Dissi tutto questo solo alcuni giorni fa, in risposta a un conoscente di nome Ferenz, ungherese originario di Szeged, che si lamentava della poca generosità dei suoi compaesani, di cui la maggioranza è concorde con la costruzione del Muro anti-immigrati. Amalgamarsi con la parte occidentale dell’Europa secondo lui ha sortito effetti negativi sul piano etico: il senso della solidarietà ha fatto passi indietro – anzi, si sta sciogliendo; il pragmatismo del due più due fa quattro (ma se fa cinque o sei va ancora meglio!) è fattore dominante; la non-memoria ormai fa parte della subcultura e della politica dei due fiorini… Che cos’altro potevo aggiungere, per consolarlo – almeno un po’? Dirgli che le radici di tutto ciò si trovano anche nell’Havel politico, autore di quel saggio sull’incubo del postcomunismo ovverosia nell’espressione di una mente che si era provincializzata nel dopo Muro? Oppure nella superbia intellettuale – “intellettuale” – di György Konràd, lo scrittore e connazionale di Ferenz, mentre negli anni novanta ridefiniva il concetto dell’Europa Centrale? Che la diagnosi del postcomunismo di Adam Michnik, intellettuale polacco, non ci consoli ma almeno sia una medicina amara: «La peggior cosa del comunismo è quello che arriva dopo»? 

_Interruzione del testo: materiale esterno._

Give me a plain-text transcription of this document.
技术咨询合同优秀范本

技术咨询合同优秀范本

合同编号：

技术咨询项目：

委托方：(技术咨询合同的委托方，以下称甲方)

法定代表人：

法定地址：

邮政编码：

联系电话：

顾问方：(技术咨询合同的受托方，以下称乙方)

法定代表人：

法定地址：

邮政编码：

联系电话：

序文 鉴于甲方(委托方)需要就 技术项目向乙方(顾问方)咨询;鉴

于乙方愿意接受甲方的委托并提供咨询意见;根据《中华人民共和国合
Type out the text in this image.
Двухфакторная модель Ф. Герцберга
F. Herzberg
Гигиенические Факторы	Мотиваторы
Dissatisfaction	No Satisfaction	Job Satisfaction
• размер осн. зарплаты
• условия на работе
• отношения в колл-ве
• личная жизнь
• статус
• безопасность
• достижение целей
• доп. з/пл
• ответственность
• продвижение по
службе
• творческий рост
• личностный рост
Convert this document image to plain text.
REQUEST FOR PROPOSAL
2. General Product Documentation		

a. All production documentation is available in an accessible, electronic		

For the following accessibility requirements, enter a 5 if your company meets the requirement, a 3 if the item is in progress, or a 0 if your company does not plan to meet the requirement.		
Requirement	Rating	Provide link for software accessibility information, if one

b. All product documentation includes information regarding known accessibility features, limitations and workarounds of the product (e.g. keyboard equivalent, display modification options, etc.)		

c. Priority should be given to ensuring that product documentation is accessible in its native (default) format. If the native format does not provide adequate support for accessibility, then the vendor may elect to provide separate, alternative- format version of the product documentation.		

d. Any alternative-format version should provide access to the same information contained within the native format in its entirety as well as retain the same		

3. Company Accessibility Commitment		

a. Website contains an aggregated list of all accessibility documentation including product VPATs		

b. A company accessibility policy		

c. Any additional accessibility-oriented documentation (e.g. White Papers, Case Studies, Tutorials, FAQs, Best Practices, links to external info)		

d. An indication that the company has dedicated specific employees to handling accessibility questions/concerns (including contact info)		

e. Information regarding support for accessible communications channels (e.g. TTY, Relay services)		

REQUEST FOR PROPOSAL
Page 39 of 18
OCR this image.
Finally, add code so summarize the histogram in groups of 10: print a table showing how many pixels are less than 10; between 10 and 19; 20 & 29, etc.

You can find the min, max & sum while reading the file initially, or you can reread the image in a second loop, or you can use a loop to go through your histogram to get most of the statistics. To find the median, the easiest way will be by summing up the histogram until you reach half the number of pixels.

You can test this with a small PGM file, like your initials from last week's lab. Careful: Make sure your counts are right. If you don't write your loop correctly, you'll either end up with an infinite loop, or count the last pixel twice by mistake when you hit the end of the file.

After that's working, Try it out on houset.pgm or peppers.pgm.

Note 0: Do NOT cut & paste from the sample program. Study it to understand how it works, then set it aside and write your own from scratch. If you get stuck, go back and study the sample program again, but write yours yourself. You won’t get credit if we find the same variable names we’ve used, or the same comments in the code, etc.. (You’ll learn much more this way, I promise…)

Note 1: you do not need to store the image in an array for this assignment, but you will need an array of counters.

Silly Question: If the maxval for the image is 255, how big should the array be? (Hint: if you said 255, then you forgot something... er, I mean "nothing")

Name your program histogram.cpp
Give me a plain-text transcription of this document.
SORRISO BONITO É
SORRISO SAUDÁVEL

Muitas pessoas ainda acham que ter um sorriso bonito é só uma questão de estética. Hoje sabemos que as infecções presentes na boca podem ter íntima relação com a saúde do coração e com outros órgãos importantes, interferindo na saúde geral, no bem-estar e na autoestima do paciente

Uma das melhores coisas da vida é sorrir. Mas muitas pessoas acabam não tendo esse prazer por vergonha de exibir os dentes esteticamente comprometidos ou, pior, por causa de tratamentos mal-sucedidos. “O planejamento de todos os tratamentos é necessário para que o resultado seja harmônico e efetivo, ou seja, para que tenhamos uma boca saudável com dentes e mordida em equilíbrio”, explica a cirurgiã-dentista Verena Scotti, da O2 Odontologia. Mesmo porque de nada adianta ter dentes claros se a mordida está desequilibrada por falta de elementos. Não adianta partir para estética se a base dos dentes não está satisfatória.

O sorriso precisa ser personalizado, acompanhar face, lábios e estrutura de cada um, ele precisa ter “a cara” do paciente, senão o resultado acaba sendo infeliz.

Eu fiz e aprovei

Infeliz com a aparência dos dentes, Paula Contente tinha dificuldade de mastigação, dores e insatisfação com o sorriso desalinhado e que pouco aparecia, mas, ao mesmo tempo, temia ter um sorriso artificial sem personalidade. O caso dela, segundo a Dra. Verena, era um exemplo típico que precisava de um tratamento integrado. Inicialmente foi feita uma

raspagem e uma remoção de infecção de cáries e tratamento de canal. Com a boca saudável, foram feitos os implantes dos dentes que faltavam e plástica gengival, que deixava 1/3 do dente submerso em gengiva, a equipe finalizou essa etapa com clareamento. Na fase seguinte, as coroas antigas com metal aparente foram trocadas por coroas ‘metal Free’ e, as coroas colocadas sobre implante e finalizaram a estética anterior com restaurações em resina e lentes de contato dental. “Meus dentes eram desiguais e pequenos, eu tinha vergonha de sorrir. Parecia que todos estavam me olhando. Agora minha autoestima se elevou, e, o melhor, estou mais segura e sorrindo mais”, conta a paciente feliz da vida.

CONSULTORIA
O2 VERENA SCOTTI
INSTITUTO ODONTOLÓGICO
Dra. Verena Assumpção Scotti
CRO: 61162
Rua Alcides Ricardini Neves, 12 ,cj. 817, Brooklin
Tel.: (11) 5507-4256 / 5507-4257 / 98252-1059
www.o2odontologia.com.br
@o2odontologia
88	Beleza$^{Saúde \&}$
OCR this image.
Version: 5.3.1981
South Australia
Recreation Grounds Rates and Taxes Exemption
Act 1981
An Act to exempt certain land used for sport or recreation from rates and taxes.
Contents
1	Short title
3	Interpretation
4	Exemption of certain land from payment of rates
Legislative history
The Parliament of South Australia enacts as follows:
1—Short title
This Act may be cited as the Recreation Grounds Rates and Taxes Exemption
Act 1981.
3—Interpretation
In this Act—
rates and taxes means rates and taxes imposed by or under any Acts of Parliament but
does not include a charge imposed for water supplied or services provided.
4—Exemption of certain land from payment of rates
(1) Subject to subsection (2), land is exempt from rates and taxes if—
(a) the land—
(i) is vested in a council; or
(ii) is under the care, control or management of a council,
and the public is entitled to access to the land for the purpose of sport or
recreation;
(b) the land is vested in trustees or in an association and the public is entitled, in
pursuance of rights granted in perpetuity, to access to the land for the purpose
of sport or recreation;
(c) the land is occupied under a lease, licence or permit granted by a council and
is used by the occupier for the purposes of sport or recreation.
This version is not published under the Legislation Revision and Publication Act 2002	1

        Dopo quel breve silenzio, volevo salutarlo. Però lui mi disse: «Che fare? Dormono anche le Nazioni Unite!».
… «Dovrebbero invece essere svegliate».
«Da noi? Esseri insignificanti? I cui messaggi non vengono letti nemmeno dagli assessori locali, né in Ungheria né in Italia?».
«E’ vero, però i milioni di insignificanti occidentali che vorrebbero un cambiamento epocale e una solidarietà attiva con i poveri del mondo, con la partecipazione attiva delle persone le cui parole hanno ancora un significato, non sarebbero insignificanti…».
«Me li nomini, per favore!».
«Gorbaciov, papa Bergoglio, Chomsky … Tutti i Nobel per la pace, per la letteratura, per le scienze, artisti dal cuore aperto – per dare inizio a una conferenza continua,
 in primis sull’Africa e sulla necessità di fermare le guerre, poi sul fenomeno dell’impoverimento dei due terzi della Terra… Dialogando, naturalmente, de rerum natura, ad una tavola rotonda con gli ultimi del mondo». 
  Da quel momento, fino al nostro saluto, Ferenz incominciò a osservarmi con lo sguardo da psichiatra (anche se lui è ingegnere informatico) a me conosciuto dai tempi in cui lavoravo come mediatore linguistico negli ospedali e negli ambulatori friulani. E’ uno sguardo interessante, che silenziosamente manda il suo messaggio: «Può essere che tu sia normale. Però non sei tu a fare la diagnosi ma l’esperto che ti osserva e ascolta …». 
  No, non gli dissi che solo attraverso la “pazzia” del coraggio umano e dell’apertura al dialogo potrebbe essere cambiata la sostanza delle cause che fuori dal loro ambiente economico e culturale portano milioni di disperati.
Tutto ciò accadrà un giorno?  E se accadrà… sarà prima che sia troppo tardi anche per il nostro Euro Tunnel?
(*) ripreso dal numero 49 si «El Ghibli» – rivista di «Letteratura della migrazione»: settembre 2015, direttore responsabile Pap Khouma, editore Provincia di Bologna.